I'm all for pip installable pyspark, but I'm confused about the ideal way to install the pyspark code. I'd also prefer to avoid introducing an extra variable, SPARK_VERSION. It seems to me that if we had the typical setup.py file that downloaded code from PyPi, then users would have to deal with differences in dependencies between the python version in PyPi and in their code pointed to by SPARK_HOME. Additionally, users would still need to download the spark jars or set SPARK_HOME, which means two (possibly different) versions of the python code are flying around. The fact that users have to manage the version, download spark into SPARK_HOME, and pip install pyspark doesn't seem quite right.
What do you think about this: We create a setup.py file that requires SPARK_HOME be set in the environment (requiring that the user have downloaded Spark) BEFORE the pyspark code gets installed.

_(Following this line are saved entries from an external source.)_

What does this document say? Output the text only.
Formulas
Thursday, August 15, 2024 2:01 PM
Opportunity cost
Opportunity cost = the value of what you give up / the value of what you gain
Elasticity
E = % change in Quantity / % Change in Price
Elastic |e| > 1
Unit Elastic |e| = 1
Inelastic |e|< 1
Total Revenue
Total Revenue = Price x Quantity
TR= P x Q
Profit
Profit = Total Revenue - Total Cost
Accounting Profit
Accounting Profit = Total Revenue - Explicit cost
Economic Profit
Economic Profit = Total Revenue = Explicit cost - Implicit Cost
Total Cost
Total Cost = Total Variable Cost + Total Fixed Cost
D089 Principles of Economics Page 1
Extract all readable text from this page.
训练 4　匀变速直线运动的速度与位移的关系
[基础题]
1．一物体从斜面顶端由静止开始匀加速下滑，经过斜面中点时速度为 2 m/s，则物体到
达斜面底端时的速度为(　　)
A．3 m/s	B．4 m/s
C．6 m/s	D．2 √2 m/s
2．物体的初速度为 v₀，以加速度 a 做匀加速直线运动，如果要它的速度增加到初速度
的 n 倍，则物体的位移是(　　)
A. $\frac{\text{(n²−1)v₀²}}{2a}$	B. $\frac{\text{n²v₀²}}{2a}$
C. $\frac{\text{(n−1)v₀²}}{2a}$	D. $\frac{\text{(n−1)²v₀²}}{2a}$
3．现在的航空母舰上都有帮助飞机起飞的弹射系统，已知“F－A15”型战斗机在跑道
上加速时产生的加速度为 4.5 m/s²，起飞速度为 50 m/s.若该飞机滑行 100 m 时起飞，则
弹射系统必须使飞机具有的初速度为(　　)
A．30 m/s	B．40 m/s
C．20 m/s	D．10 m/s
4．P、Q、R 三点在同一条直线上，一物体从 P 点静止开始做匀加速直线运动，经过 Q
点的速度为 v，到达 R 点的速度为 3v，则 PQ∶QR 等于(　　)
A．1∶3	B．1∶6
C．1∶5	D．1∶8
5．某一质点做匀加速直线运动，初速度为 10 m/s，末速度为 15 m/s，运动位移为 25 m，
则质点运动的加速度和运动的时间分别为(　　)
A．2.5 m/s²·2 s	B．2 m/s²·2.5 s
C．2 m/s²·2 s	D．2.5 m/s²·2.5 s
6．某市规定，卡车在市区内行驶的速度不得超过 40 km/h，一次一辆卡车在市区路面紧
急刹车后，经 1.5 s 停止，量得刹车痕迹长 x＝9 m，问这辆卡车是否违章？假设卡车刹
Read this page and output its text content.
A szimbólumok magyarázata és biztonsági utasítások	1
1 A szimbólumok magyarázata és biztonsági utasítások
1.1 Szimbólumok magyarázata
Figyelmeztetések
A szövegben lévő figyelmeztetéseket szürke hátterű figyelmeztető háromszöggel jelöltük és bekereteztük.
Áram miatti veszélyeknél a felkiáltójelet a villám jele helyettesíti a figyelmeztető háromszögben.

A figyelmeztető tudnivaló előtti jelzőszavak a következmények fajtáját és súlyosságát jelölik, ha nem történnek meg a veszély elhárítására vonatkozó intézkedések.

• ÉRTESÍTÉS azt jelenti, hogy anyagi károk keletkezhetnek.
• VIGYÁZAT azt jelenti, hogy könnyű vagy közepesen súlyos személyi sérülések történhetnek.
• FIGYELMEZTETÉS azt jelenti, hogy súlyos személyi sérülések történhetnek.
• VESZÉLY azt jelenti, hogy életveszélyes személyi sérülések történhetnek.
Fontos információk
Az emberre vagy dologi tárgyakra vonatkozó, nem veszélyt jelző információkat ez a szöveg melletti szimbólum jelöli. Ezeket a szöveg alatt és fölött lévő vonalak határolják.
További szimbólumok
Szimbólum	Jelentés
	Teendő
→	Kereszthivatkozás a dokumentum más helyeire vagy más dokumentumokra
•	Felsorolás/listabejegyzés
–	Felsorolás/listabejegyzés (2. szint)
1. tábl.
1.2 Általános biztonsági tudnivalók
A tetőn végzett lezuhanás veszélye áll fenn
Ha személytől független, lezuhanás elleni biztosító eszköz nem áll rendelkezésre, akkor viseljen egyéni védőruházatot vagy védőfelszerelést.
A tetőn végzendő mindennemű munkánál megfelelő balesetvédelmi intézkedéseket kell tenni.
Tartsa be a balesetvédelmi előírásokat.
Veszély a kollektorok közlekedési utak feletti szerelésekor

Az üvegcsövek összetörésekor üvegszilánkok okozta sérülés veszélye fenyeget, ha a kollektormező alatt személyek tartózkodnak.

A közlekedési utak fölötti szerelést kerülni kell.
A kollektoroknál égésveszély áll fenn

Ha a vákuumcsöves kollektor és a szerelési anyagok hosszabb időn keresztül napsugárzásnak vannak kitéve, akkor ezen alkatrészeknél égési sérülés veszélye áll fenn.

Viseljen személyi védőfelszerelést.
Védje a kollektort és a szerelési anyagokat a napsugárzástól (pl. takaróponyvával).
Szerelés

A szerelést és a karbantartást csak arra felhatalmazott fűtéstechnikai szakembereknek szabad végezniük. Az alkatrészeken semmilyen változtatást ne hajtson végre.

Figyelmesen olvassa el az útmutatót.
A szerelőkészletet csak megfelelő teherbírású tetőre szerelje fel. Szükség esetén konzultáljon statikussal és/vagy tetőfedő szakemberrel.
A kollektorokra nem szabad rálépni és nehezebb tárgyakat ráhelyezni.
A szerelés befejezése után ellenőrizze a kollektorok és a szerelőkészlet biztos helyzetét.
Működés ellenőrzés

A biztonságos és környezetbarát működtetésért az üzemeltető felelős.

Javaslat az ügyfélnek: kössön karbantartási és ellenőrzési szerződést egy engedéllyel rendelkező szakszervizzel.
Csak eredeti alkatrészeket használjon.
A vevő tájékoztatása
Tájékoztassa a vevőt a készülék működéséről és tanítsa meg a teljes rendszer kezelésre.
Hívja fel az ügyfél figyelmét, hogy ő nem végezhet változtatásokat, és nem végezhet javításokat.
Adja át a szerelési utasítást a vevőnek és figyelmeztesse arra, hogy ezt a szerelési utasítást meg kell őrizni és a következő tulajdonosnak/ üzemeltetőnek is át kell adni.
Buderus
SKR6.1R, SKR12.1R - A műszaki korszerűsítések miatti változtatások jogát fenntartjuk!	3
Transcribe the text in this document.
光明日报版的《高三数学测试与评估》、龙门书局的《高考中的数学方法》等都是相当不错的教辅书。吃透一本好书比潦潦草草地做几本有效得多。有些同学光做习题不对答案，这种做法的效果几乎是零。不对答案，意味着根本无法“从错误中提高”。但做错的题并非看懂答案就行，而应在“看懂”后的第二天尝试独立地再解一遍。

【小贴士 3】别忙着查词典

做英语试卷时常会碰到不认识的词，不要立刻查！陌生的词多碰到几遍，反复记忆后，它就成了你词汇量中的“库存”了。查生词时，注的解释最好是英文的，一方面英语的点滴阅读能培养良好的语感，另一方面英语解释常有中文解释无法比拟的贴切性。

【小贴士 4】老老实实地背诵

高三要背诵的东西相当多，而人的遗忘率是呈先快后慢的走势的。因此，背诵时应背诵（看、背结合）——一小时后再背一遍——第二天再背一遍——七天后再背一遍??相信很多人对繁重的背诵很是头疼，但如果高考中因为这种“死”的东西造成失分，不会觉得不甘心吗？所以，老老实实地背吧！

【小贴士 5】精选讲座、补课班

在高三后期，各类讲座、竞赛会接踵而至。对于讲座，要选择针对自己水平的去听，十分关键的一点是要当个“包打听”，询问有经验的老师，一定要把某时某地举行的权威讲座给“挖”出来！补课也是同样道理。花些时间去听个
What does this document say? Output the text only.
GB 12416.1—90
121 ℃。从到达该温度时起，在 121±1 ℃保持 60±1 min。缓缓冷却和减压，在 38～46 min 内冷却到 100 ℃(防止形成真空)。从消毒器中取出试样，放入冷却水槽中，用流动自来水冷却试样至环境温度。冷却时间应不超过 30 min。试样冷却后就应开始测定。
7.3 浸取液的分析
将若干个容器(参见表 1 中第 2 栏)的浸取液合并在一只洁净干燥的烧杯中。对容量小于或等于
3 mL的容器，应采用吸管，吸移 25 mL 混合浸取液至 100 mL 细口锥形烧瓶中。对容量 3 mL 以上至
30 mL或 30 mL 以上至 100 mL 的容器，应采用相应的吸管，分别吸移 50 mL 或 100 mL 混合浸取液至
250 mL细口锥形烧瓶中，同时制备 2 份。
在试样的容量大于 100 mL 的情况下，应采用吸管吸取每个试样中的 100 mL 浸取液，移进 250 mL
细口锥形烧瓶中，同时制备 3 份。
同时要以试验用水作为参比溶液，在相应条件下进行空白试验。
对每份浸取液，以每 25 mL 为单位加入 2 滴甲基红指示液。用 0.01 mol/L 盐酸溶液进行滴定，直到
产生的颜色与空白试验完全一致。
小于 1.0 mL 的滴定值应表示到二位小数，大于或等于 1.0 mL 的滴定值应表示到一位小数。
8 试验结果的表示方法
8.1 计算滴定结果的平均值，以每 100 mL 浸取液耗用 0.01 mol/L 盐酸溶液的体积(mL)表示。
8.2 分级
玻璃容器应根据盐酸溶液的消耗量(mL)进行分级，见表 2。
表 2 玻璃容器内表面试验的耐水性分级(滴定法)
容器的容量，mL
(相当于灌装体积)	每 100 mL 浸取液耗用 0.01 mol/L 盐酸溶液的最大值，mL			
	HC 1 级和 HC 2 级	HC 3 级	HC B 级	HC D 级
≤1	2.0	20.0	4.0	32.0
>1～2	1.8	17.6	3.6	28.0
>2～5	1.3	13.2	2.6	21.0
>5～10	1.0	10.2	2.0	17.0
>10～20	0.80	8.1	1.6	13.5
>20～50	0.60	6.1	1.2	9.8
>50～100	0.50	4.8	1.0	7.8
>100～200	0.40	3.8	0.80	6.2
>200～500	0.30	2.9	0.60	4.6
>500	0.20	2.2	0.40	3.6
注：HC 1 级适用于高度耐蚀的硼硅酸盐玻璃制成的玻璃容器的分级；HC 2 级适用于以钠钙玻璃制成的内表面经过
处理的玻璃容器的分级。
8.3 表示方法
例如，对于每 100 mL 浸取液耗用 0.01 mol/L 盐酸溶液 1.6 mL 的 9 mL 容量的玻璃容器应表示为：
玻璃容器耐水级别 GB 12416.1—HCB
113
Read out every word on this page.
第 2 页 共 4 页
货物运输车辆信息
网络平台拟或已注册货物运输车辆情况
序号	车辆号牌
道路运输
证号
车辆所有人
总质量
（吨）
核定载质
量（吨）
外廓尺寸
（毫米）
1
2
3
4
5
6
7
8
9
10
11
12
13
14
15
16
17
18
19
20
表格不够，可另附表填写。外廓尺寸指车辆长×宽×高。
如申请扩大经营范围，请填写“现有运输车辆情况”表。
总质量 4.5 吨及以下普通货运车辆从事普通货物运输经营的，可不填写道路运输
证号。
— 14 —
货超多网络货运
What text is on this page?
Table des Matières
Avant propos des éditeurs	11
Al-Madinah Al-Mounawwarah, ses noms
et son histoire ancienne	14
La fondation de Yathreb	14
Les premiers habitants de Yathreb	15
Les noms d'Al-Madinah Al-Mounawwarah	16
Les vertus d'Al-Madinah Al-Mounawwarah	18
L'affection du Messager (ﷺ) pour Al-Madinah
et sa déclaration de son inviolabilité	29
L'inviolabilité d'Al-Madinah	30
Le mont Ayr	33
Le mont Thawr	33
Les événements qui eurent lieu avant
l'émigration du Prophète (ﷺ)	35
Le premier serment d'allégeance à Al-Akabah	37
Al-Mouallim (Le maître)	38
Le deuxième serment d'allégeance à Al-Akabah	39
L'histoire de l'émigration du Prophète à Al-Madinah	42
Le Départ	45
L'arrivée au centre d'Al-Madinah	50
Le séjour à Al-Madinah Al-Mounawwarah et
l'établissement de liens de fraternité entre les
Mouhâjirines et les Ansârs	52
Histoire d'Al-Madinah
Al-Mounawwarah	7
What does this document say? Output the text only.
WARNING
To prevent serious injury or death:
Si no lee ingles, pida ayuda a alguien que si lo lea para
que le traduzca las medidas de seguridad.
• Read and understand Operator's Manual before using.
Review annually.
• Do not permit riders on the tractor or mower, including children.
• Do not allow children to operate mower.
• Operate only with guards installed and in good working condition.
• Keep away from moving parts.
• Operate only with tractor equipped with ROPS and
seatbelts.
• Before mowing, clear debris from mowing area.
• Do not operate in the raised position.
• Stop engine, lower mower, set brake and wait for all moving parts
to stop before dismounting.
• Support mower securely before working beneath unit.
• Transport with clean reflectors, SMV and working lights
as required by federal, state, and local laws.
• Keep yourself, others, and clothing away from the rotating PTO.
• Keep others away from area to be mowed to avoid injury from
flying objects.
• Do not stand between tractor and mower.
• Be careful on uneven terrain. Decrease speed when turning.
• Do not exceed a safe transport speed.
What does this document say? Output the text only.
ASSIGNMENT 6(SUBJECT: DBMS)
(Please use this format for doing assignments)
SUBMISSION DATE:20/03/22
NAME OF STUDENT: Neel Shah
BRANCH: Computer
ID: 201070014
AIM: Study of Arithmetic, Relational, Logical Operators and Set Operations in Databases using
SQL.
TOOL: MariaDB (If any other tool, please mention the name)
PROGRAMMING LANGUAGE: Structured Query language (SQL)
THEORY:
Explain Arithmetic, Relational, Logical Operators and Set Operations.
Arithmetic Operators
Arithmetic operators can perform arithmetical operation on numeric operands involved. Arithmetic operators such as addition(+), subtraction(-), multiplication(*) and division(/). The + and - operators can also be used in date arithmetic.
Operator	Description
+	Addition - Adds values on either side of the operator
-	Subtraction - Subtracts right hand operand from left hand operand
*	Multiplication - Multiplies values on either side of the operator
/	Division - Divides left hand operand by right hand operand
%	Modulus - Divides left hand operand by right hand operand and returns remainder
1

An additional idea we could consider: Then, when pip or a user calls pyspark, we have "python setup.py install" redirect to "python setup.py develop." This installs pyspark in "development mode" and means that the pyspark code pointed to by $SPARK_HOME/python is the source of truth. (more about development mode here: https://pythonhosted.org/setuptools/setuptools.html#development-mode). My thinking for this is that since users need to specify SPARK_HOME, we might as well keep the python library with the spark code (as it currently is) to avoid potential compatibility conflicts. As a maintainer, we also don't need to update PyPi with the latest version of pyspark. Using "develop mode" as default may be a bad idea. I also don't know how to automatically prefer "setup.py develop" over "setup.py install".
Last, and perhaps most obvious, if we create a setup.py file, we could also probably no longer include the py4j egg in the spark downloads as we'd rely on setuptools to provide the external libraries.